Systemic risk in the financial system is risk tied not to one specific firm, but to the interactions between firms – for example, through possible avalanches of spreading financial distress. One important form of systemic risk arises from indirect links between financial institutions, created when financial institutions invest in the same assets. Such “overlapping portfolios” can help the consequences of financial shocks propagate through the system, especially through the devaluation of common assets. Devaluations trigger asset sales, which lead to further devaluations in an amplifying feedback.
During “the Great Moderation,” for example, a period starting in the mid-1980s until 2007, portfolios of financial institutions became increasingly similar as banks around the world held mortgage-backed securities and collateralized debt obligations in their portfolios. During the U.S. sub-prime mortgage crisis, financial contagion linked to overlapping portfolios led to losses of more than $500 billion. Due to the lack of empirical data, however, very little research has explored the dynamics of financial distress in networks of institutions with overlapping portfolios.
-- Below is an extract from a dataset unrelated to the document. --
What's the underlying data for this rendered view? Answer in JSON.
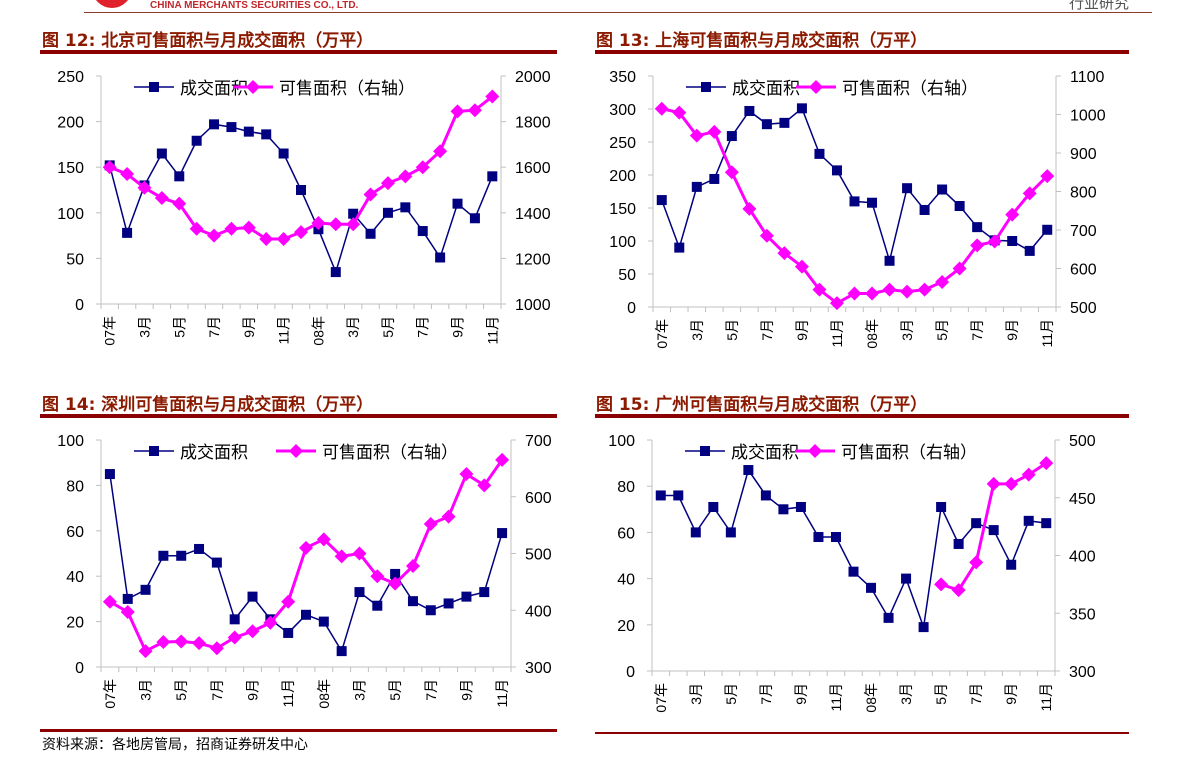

In recent work, LML Fellow Fabio Caccioli and colleagues develop a novel method to quantify systemic risk from overlapping portfolios, extending the notion of systemic importance in financial networks to bipartite networks of financial institutions and securities using a unique data set for Mexican banks over the period 2004-2013. Building on earlier work, they go on to define a novel risk measure to quantify the expected loss due to systemic risk while taking cascading effects into account through explicit use of financial network topologies. They finally also use this risk measure to quantify the marginal contributions of individual direct and indirect exposures to the overall systemic risk.